KYIV, Ukraine — Experts from the United Nations’ nuclear watchdog agency are expected to visit the imperiled Zaporizhzhia Nuclear Power Plant on Thursday, a day after they embarked on one of the most complicated missions in the agency’s history.

The group, which includes 14 experts with the International Atomic Energy Agency, left Kyiv, the Ukrainian capital, early Wednesday morning in a convoy of armored S.U.V. vehicles and traveled south. Hours after they departed Kyiv, a Russian official said Moscow would support plans for the inspectors to set up a permanent presence at the facility.

The plant, which is controlled by Russian forces but operated by Ukrainian engineers, is in the middle of an active battlefield where frequent shelling has raised fears of a nuclear catastrophe.

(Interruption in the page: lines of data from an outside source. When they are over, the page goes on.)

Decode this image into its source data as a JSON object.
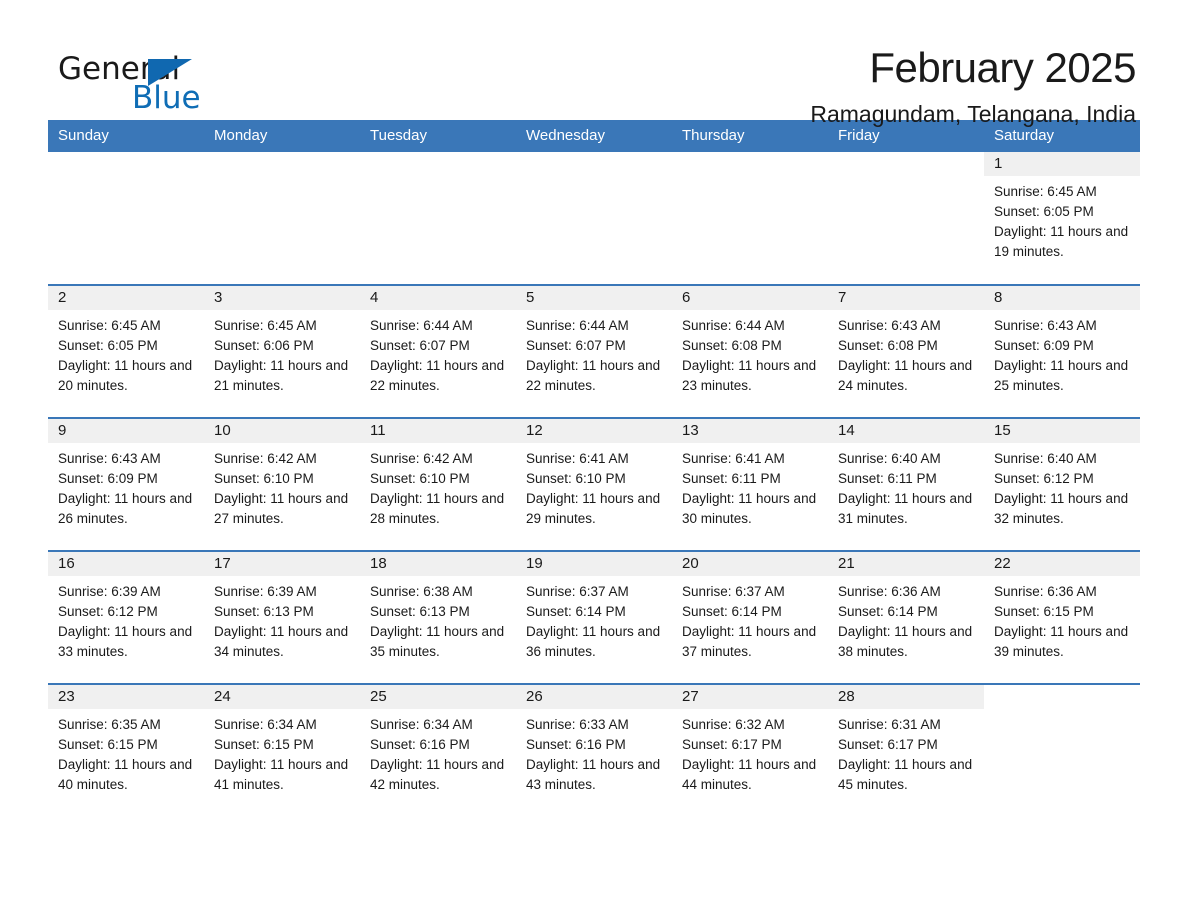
{
  "brand": {
    "name_part1": "General",
    "name_part2": "Blue",
    "triangle_color": "#1068b0",
    "blue_color": "#0f6db5"
  },
  "header": {
    "month_title": "February 2025",
    "location": "Ramagundam, Telangana, India"
  },
  "theme": {
    "header_bg": "#3a77b8",
    "daynum_band_bg": "#f0f0f0",
    "rule_color": "#3a77b8",
    "text_color": "#1a1a1a"
  },
  "weekday_headers": [
    "Sunday",
    "Monday",
    "Tuesday",
    "Wednesday",
    "Thursday",
    "Friday",
    "Saturday"
  ],
  "weeks": [
    [
      {
        "blank": true
      },
      {
        "blank": true
      },
      {
        "blank": true
      },
      {
        "blank": true
      },
      {
        "blank": true
      },
      {
        "blank": true
      },
      {
        "day": "1",
        "sunrise": "Sunrise: 6:45 AM",
        "sunset": "Sunset: 6:05 PM",
        "daylight": "Daylight: 11 hours and 19 minutes."
      }
    ],
    [
      {
        "day": "2",
        "sunrise": "Sunrise: 6:45 AM",
        "sunset": "Sunset: 6:05 PM",
        "daylight": "Daylight: 11 hours and 20 minutes."
      },
      {
        "day": "3",
        "sunrise": "Sunrise: 6:45 AM",
        "sunset": "Sunset: 6:06 PM",
        "daylight": "Daylight: 11 hours and 21 minutes."
      },
      {
        "day": "4",
        "sunrise": "Sunrise: 6:44 AM",
        "sunset": "Sunset: 6:07 PM",
        "daylight": "Daylight: 11 hours and 22 minutes."
      },
      {
        "day": "5",
        "sunrise": "Sunrise: 6:44 AM",
        "sunset": "Sunset: 6:07 PM",
        "daylight": "Daylight: 11 hours and 22 minutes."
      },
      {
        "day": "6",
        "sunrise": "Sunrise: 6:44 AM",
        "sunset": "Sunset: 6:08 PM",
        "daylight": "Daylight: 11 hours and 23 minutes."
      },
      {
        "day": "7",
        "sunrise": "Sunrise: 6:43 AM",
        "sunset": "Sunset: 6:08 PM",
        "daylight": "Daylight: 11 hours and 24 minutes."
      },
      {
        "day": "8",
        "sunrise": "Sunrise: 6:43 AM",
        "sunset": "Sunset: 6:09 PM",
        "daylight": "Daylight: 11 hours and 25 minutes."
      }
    ],
    [
      {
        "day": "9",
        "sunrise": "Sunrise: 6:43 AM",
        "sunset": "Sunset: 6:09 PM",
        "daylight": "Daylight: 11 hours and 26 minutes."
      },
      {
        "day": "10",
        "sunrise": "Sunrise: 6:42 AM",
        "sunset": "Sunset: 6:10 PM",
        "daylight": "Daylight: 11 hours and 27 minutes."
      },
      {
        "day": "11",
        "sunrise": "Sunrise: 6:42 AM",
        "sunset": "Sunset: 6:10 PM",
        "daylight": "Daylight: 11 hours and 28 minutes."
      },
      {
        "day": "12",
        "sunrise": "Sunrise: 6:41 AM",
        "sunset": "Sunset: 6:10 PM",
        "daylight": "Daylight: 11 hours and 29 minutes."
      },
      {
        "day": "13",
        "sunrise": "Sunrise: 6:41 AM",
        "sunset": "Sunset: 6:11 PM",
        "daylight": "Daylight: 11 hours and 30 minutes."
      },
      {
        "day": "14",
        "sunrise": "Sunrise: 6:40 AM",
        "sunset": "Sunset: 6:11 PM",
        "daylight": "Daylight: 11 hours and 31 minutes."
      },
      {
        "day": "15",
        "sunrise": "Sunrise: 6:40 AM",
        "sunset": "Sunset: 6:12 PM",
        "daylight": "Daylight: 11 hours and 32 minutes."
      }
    ],
    [
      {
        "day": "16",
        "sunrise": "Sunrise: 6:39 AM",
        "sunset": "Sunset: 6:12 PM",
        "daylight": "Daylight: 11 hours and 33 minutes."
      },
      {
        "day": "17",
        "sunrise": "Sunrise: 6:39 AM",
        "sunset": "Sunset: 6:13 PM",
        "daylight": "Daylight: 11 hours and 34 minutes."
      },
      {
        "day": "18",
        "sunrise": "Sunrise: 6:38 AM",
        "sunset": "Sunset: 6:13 PM",
        "daylight": "Daylight: 11 hours and 35 minutes."
      },
      {
        "day": "19",
        "sunrise": "Sunrise: 6:37 AM",
        "sunset": "Sunset: 6:14 PM",
        "daylight": "Daylight: 11 hours and 36 minutes."
      },
      {
        "day": "20",
        "sunrise": "Sunrise: 6:37 AM",
        "sunset": "Sunset: 6:14 PM",
        "daylight": "Daylight: 11 hours and 37 minutes."
      },
      {
        "day": "21",
        "sunrise": "Sunrise: 6:36 AM",
        "sunset": "Sunset: 6:14 PM",
        "daylight": "Daylight: 11 hours and 38 minutes."
      },
      {
        "day": "22",
        "sunrise": "Sunrise: 6:36 AM",
        "sunset": "Sunset: 6:15 PM",
        "daylight": "Daylight: 11 hours and 39 minutes."
      }
    ],
    [
      {
        "day": "23",
        "sunrise": "Sunrise: 6:35 AM",
        "sunset": "Sunset: 6:15 PM",
        "daylight": "Daylight: 11 hours and 40 minutes."
      },
      {
        "day": "24",
        "sunrise": "Sunrise: 6:34 AM",
        "sunset": "Sunset: 6:15 PM",
        "daylight": "Daylight: 11 hours and 41 minutes."
      },
      {
        "day": "25",
        "sunrise": "Sunrise: 6:34 AM",
        "sunset": "Sunset: 6:16 PM",
        "daylight": "Daylight: 11 hours and 42 minutes."
      },
      {
        "day": "26",
        "sunrise": "Sunrise: 6:33 AM",
        "sunset": "Sunset: 6:16 PM",
        "daylight": "Daylight: 11 hours and 43 minutes."
      },
      {
        "day": "27",
        "sunrise": "Sunrise: 6:32 AM",
        "sunset": "Sunset: 6:17 PM",
        "daylight": "Daylight: 11 hours and 44 minutes."
      },
      {
        "day": "28",
        "sunrise": "Sunrise: 6:31 AM",
        "sunset": "Sunset: 6:17 PM",
        "daylight": "Daylight: 11 hours and 45 minutes."
      },
      {
        "blank": true
      }
    ]
  ]
}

On Wednesday afternoon, the nuclear inspectors reached the Ukrainian-controlled city of Zaporizhzhia, which lies across the Dnipro River from the plant, and they were expected to cross into Russian-held territory on Thursday morning.

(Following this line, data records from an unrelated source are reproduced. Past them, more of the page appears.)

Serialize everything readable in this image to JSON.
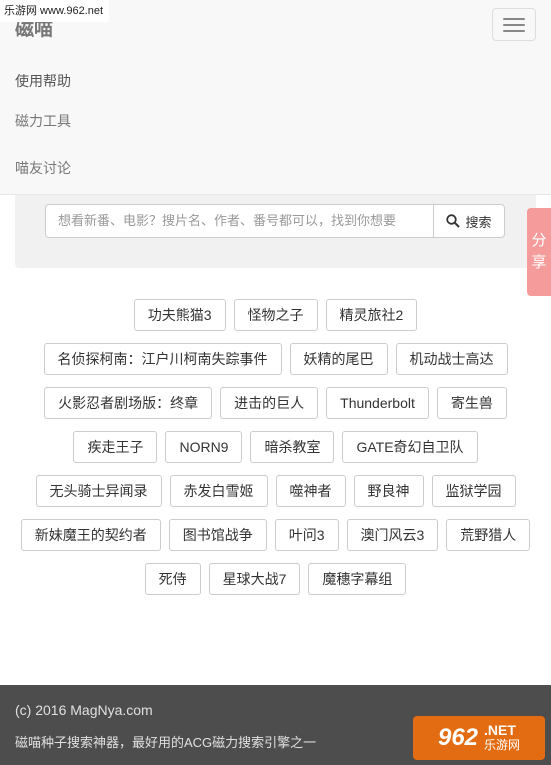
{
  "watermark_top": "乐游网 www.962.net",
  "navbar": {
    "brand": "磁喵",
    "menu": [
      "使用帮助",
      "磁力工具",
      "喵友讨论"
    ]
  },
  "search": {
    "placeholder": "想看新番、电影？搜片名、作者、番号都可以，找到你想要",
    "button_label": "搜索"
  },
  "share": [
    "分",
    "享"
  ],
  "tags": [
    [
      "功夫熊猫3",
      "怪物之子",
      "精灵旅社2"
    ],
    [
      "名侦探柯南：江户川柯南失踪事件",
      "妖精的尾巴",
      "机动战士高达"
    ],
    [
      "火影忍者剧场版：终章",
      "进击的巨人",
      "Thunderbolt",
      "寄生兽"
    ],
    [
      "疾走王子",
      "NORN9",
      "暗杀教室",
      "GATE奇幻自卫队"
    ],
    [
      "无头骑士异闻录",
      "赤发白雪姬",
      "噬神者",
      "野良神",
      "监狱学园"
    ],
    [
      "新妹魔王的契约者",
      "图书馆战争",
      "叶问3",
      "澳门风云3",
      "荒野猎人"
    ],
    [
      "死侍",
      "星球大战7",
      "魔穗字幕组"
    ]
  ],
  "footer": {
    "copyright": "(c) 2016 MagNya.com",
    "tagline": "磁喵种子搜索神器，最好用的ACG磁力搜索引擎之一"
  },
  "watermark_logo": {
    "number": "962",
    "net": ".NET",
    "cn": "乐游网"
  }
}
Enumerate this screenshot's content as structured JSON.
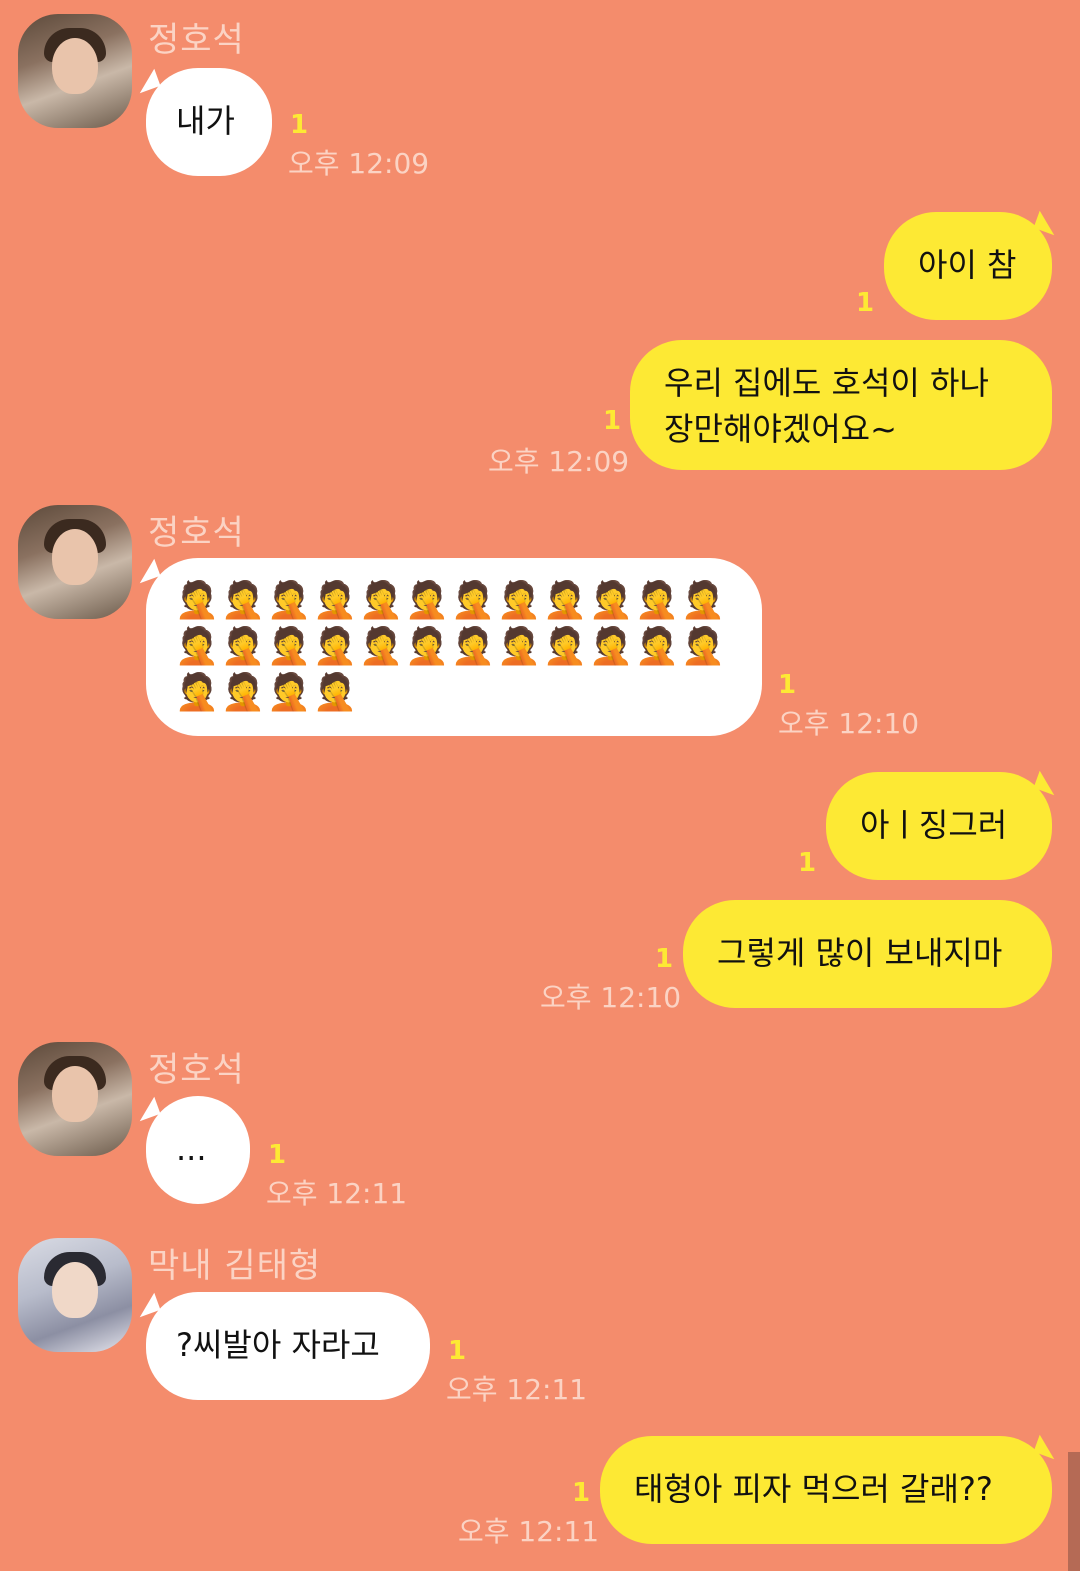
{
  "colors": {
    "background": "#f48c6c",
    "incoming_bubble": "#ffffff",
    "outgoing_bubble": "#fde934",
    "unread_marker": "#fde934",
    "meta_text": "#fbd3c4"
  },
  "messages": [
    {
      "sender": "정호석",
      "text": "내가",
      "unread": "1",
      "time": "오후 12:09"
    },
    {
      "text": "아이 참",
      "unread": "1"
    },
    {
      "text": "우리 집에도 호석이 하나\n장만해야겠어요~",
      "unread": "1",
      "time": "오후 12:09"
    },
    {
      "sender": "정호석",
      "emoji": "🤦",
      "emoji_count": 28,
      "unread": "1",
      "time": "오후 12:10"
    },
    {
      "text": "아ㅣ징그러",
      "unread": "1"
    },
    {
      "text": "그렇게 많이 보내지마",
      "unread": "1",
      "time": "오후 12:10"
    },
    {
      "sender": "정호석",
      "text": "...",
      "unread": "1",
      "time": "오후 12:11"
    },
    {
      "sender": "막내 김태형",
      "text": "?씨발아 자라고",
      "unread": "1",
      "time": "오후 12:11"
    },
    {
      "text": "태형아 피자 먹으러 갈래??",
      "unread": "1",
      "time": "오후 12:11"
    }
  ]
}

“As you know, we have a very, very important task there to perform, to assess the real situation there, to help stabilize the situation as much as we can,” the I.A.E.A. director general, Rafael M. Grossi, told reporters in Kyiv before departing.

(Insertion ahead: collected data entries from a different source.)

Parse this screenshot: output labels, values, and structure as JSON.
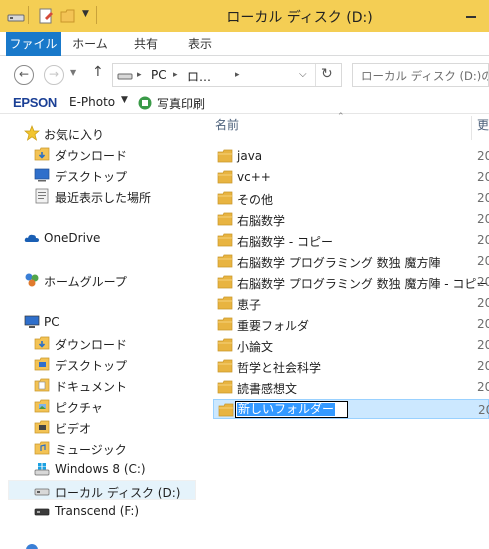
{
  "window": {
    "title": "ローカル ディスク (D:)"
  },
  "ribbon": {
    "tabs": [
      "ファイル",
      "ホーム",
      "共有",
      "表示"
    ]
  },
  "address": {
    "segments": [
      "PC",
      "ロ…"
    ],
    "search_placeholder": "ローカル ディスク (D:)の検"
  },
  "epson_toolbar": {
    "brand": "EPSON",
    "app": "E-Photo",
    "print_label": "写真印刷"
  },
  "nav": {
    "favorites": {
      "label": "お気に入り",
      "items": [
        "ダウンロード",
        "デスクトップ",
        "最近表示した場所"
      ]
    },
    "onedrive": "OneDrive",
    "homegroup": "ホームグループ",
    "pc": {
      "label": "PC",
      "items": [
        "ダウンロード",
        "デスクトップ",
        "ドキュメント",
        "ピクチャ",
        "ビデオ",
        "ミュージック",
        "Windows 8 (C:)",
        "ローカル ディスク (D:)",
        "Transcend (F:)"
      ]
    }
  },
  "content": {
    "column_name": "名前",
    "column_date_partial": "更",
    "date_prefix": "20",
    "items": [
      "java",
      "vc++",
      "その他",
      "右脳数学",
      "右脳数学 - コピー",
      "右脳数学 プログラミング 数独 魔方陣",
      "右脳数学 プログラミング 数独 魔方陣 - コピー",
      "恵子",
      "重要フォルダ",
      "小論文",
      "哲学と社会科学",
      "読書感想文"
    ],
    "renaming_item": "新しいフォルダー"
  },
  "colors": {
    "titlebar": "#f4ce54",
    "file_tab": "#1979ca",
    "selection": "#cce8ff",
    "folder": "#e8b441"
  }
}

Mr. Grossi said the mission had secured safety guarantees from both the Russian and Ukrainian militaries, though dangers lingered. “We are going to a war zone,” he said, “we are going to occupied territory.”

Experts from the International Atomic Energy Agency are expected to stay overnight in the Ukrainian-held city before visiting the Russian-occupied Zaporizhzhia Nuclear Power Plant nearby, where frequent shelling has raised fears of a nuclear catastrophe.CreditCredit…Jim Huylebroek for The New York Times

Russian officials have ignored pleas to withdraw from the facility to create a demilitarized zone around it. Fighting is intensifying in the south, where Ukraine is escalating strikes in what could be part of a broader counteroffensive.

It was unclear how long the inspectors would spend at the plant, or how quickly Moscow’s forces would allow them to pass through checkpoints into Russian-held territory.

Moscow’s envoy to the I.A.E.A, Mikhail Ulyanov, wrote in a tweet that Russia “welcomes” the agency’s objective of setting up a permanent presence for international inspectors at the plant, though it remained unclear when such a mission would begin.

Earlier in the day, however, the Russian-appointed head of the Zaporizhzhia region, Yevhen Balytskyi, said the visit was expected to last only one day, calling the delegation’s stated goal for the visit vague.

“They have one day to inspect the operation of the plant,” he said, adding, “If they say some elements need to be attended to, we’ll be able to do so.”